As other countries tread the path of national renewal and the revision of constitutional settlements, it will be interesting to see where the newly unleashed political currents in Portugal might head. Indeed, the country best positioned for radical change is France if current polling is to be believed. Historically Francophile, Portugal may well look towards that example in the coming years, following the cultural and political lead of the republic on which its constitution was originally modelled and where three million ethnic Portuguese now live.
This is a more likely path for the Portuguese right than that of Missão, a Brazilian young right party which has garnered much attention among the online right for its embrace of the language of Meritocracy and the aesthetics of Bukelism. Brazil being a fellow Lusophone country, some have suggested that Portugal would be a natural destination for the spread of this sort of movement. A Portuguese branch has indeed been established, but has yet to garner any significant support even compared to its performance in Brazil.
Yet, as with most former colonial metropoles on the continent, both the political class and the voters in Portugal still tend to look down on forms and ideas spawned in the Americas, at least outside of corporate practice and restaurant menus. Brazilians, in turn, will struggle to influence discourse in Portugal especially among the nationalistically-minded right so long as they continue to label their motherland and host country with such uncomplimentary nicknames as ‘Pernambuco em pé’ or ‘Guiana Brasileira’.

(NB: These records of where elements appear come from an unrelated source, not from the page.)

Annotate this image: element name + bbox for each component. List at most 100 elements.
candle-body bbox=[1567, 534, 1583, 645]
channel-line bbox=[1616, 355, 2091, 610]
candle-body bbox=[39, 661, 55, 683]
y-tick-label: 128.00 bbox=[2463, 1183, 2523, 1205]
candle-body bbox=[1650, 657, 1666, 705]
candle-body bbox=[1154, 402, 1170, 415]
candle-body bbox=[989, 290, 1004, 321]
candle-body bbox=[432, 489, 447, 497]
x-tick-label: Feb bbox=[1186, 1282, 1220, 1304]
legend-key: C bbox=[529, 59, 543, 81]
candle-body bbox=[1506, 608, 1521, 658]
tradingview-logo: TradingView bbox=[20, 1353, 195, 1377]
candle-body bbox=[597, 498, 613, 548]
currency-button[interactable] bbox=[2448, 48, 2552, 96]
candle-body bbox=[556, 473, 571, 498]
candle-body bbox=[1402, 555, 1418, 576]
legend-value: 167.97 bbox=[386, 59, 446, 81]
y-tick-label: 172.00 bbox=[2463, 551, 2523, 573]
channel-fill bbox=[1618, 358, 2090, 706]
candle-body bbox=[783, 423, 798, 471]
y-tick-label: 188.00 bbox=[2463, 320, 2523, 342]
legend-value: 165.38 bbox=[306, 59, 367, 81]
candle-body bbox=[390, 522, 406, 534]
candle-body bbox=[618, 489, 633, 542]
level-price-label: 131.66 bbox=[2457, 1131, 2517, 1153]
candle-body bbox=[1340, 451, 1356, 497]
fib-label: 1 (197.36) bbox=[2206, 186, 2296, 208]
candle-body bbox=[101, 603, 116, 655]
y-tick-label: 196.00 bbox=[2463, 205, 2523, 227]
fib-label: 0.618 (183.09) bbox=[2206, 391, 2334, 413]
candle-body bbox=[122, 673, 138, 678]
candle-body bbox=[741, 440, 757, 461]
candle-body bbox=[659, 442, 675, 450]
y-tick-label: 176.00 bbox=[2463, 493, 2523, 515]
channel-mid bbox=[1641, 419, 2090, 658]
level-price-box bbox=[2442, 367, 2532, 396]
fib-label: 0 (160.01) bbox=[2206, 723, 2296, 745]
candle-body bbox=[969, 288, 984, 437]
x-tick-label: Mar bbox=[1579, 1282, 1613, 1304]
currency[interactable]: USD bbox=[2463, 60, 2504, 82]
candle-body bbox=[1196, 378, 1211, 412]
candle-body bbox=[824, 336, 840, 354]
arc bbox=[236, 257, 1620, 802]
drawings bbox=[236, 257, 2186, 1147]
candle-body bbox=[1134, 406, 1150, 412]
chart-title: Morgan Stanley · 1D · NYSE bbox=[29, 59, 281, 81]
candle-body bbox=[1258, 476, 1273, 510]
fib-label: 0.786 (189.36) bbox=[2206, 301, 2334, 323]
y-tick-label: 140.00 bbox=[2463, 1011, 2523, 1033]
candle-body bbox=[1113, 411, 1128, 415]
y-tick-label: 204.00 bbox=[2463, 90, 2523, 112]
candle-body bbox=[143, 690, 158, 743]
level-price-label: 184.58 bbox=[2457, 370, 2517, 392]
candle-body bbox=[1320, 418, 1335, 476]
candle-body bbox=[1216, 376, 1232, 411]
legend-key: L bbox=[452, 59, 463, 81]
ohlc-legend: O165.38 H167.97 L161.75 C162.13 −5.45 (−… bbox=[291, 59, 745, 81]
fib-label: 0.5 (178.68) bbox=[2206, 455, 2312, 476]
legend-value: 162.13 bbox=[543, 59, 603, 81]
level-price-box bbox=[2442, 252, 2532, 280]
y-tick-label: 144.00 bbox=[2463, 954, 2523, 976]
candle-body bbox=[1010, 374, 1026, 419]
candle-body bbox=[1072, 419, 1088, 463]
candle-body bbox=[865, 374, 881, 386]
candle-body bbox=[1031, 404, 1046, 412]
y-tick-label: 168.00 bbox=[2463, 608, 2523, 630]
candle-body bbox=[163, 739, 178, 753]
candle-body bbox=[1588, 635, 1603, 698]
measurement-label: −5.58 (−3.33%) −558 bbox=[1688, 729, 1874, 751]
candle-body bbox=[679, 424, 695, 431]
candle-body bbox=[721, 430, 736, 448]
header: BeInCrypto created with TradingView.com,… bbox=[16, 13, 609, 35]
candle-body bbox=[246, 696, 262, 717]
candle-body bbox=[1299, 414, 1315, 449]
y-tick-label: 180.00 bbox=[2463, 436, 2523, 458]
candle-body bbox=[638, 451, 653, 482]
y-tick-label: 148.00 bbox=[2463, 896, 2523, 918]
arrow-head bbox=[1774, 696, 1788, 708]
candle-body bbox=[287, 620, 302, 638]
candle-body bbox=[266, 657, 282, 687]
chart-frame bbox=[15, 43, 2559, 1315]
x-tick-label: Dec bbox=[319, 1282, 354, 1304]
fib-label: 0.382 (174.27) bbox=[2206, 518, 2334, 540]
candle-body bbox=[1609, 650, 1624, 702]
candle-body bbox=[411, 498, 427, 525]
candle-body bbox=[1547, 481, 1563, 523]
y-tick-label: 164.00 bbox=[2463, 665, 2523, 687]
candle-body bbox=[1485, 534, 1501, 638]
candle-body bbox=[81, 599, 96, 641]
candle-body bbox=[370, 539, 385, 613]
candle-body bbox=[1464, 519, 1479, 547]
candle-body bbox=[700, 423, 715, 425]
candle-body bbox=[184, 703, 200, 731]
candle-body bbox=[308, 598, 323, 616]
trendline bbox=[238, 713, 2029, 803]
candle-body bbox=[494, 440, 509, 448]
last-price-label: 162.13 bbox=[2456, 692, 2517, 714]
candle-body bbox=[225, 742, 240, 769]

Perhaps Missão will get the 7,500 signatures needed to officially form a political party in Portugal, and go on to take advantage of the Brazilian diaspora in the country — but it is much more likely that either the PSD or Chega will emerge having embraced a fusion of the most salient right-wing issues over the next few electoral cycles as the standard-bearer of the Portuguese right. Portugal remains a much older society than Brazil, and Missão is explicitly a youth-oriented movement. It represents a tone of politics — radically reformist, yet positive and future-oriented — which is easier to land in a country that is seeking to achieve prosperity for the first time, rather than a country which feels it has lost glories it once held. Despite these factors, Chega has been more generous to its youth supporters than comparable European parties, with four MPs being members of its youth wing. Given these factors, it is unsurprising that the party retains deep support among the young, and it is unlikely that an explicitly generational force will emerge as a significant factor in Portuguese politics.